Commençons avec le concept de « sécurité financière ». Pour le citoyen travailleur, souvent cela signifie de mettre de côté un peu d’argent et de céder le contrôle à un « expert », qui l’investit dans le marché boursier. Lors de la retraite, ce montant devrait être assez pour vivre (du moins simplement), jusqu’à la fin de ses jours, absent tout accident de parcours ou de maladie grave.

J’ai vu des gens expliquer c’est quoi pour eux la sécurité financière, faisant semblant d’entourer leurs bras autour d’un sac d’argent imaginaire, le serrant très près du corps pour ne pas le perdre. Lorsque j’ai vu ce message non verbal, je me suis aperçu que la « sécurité financière » est plus une émotion qu’une réalité. C’est viser une sécurité en accumulant une réserve statique d’argent sur lequel on peut vivre. Et si nos épargnes ne sont pas assez pour remplir la cagnotte, mieux vaut se payer des billets de 6/49 comme police d’assurance!

Et avec le flux radical des marchés boursiers aujourd’hui, selon vous c’est quoi la probabilité d’accumuler assez de réserves pour vivre un autre vingt à trente ans après qu’on ait fini de travailler, comme suite à une retraite volontaire ou involontaire?

Une réserve statique ne sera jamais assez sécure pour survivre l’environnement très dynamique dans lequel nous vivons. Qui saurait prédire l’état de l’économie dans vingt ans, dix ans, ou même l’année ou le mois prochain? (Et ceux qui tentent de faire ces prédictions n’ont jamais à vérifier leurs dires!)
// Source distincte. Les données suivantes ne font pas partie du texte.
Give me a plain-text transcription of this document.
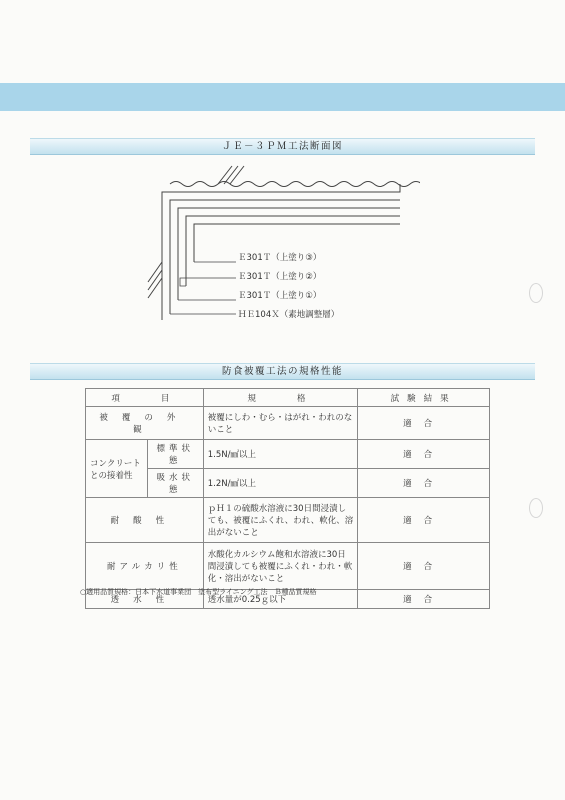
ＪＥ－３ＰＭ工法断面図
Ｅ301Ｔ（上塗り③）
Ｅ301Ｔ（上塗り②）
Ｅ301Ｔ（上塗り①）
ＨＥ104Ｘ（素地調整層）
防食被覆工法の規格性能
項　　目		規　　格	試験結果
被覆の外観		被覆にしわ・むら・はがれ・われのないこと	適合
コンクリートとの接着性	標準状態	1.5N/㎟以上	適合
	吸水状態	1.2N/㎟以上	適合
耐酸性		ｐＨ１の硫酸水溶液に30日間浸漬しても、被覆にふくれ、われ、軟化、溶出がないこと	適合
耐アルカリ性		水酸化カルシウム飽和水溶液に30日間浸漬しても被覆にふくれ・われ・軟化・溶出がないこと	適合
透水性		透水量が0.25ｇ以下	適合
○適用品質規格：日本下水道事業団　塗布型ライニング工法　Ｂ種品質規格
Si la sécurité financière n’est pas un objectif résilient, alors qu’est-ce que ça veut dire, être prospère? J’aime la définition selon Robert Kiyosaki: la prospérité (wealth) c’est la période de temps qu’on peut vivre comme on veut [au standard qu’on veut, et faisant ce que l’on veut] sans avoir à échanger son temps pour l’argent.

J’aime cette définition parce que ça change la perspective de la prospérité d’une situation statique à un point de vue dynamique. La sécurité financière devient alors une autonomie financière basée sur une diversité de sources de revenus récurrentes (qui rentrent automatiquement et continuellement). Le « tank à gaz » se remplit automatiquement au fur et à mesure. Être prospère n’est pas fonction de ce que l’on a, c’est une fonction de ce que l’on génère.

Le chemin de l’autonomie financière requiert un changement de mentalité de celle de l' »employé« , pensant que l’argent vient en l’échangeant pour son temps (salaire), à l’attitude de l’entrepreneur (investir son temps, énergie et argent à créer des flux de revenus). Ou, en termes financiers, de viser le flux de revenu versus le gain en capital.

Le chemin de l’autonomie financière requiert de prendre la charge et la responsabilité de gérer ses propres finances, au lieu de les déléguer à quelqu’un d’autre qui « sait » (peut-être ou peut-être pas) comment le faire grandir.

Le travailleur autonome a un énorme avantage sur le salarié, surtout lorsqu’il fait le saut à une mentalité d’entrepreneur. Au lieu d’échanger son temps pour l’argent (en visant l’épargne et la sécurité), visez la création de flux de revenus et l’autonomie. Le vrai test de l’autonomie financière est: est-ce que vous faites des sous lorsque vous dormez? Si oui, vous êtes dans la bonne direction.

Comme le démontrent les sagas des Norbourg (Can), des Bear Stearns et Enron (EU) et des autres désastres financiers, l’approche de viser la sécurité financière en confiant ses épargnes à quelqu’un d’autre n’est pas sans danger. Et encore pire, miser sur la stratégie 6/49 est encore plus farfelue…mais combien de gens le font? Beaucoup trop, à mon avis.

Vaut mieux prendre le contrôle de son avenir, apprendre comment transformer ses talents et ressources en flux de revenus, diversifier ses sources et viser une vraie prospérité et autonomie financière.

En en créant pour vous la vraie autonomie financière, au lieu de passer vos vacances en Venise…en-Québec, vous serez plus en mesure de vous payer Venise… celle d’Italie. Cela vous tente?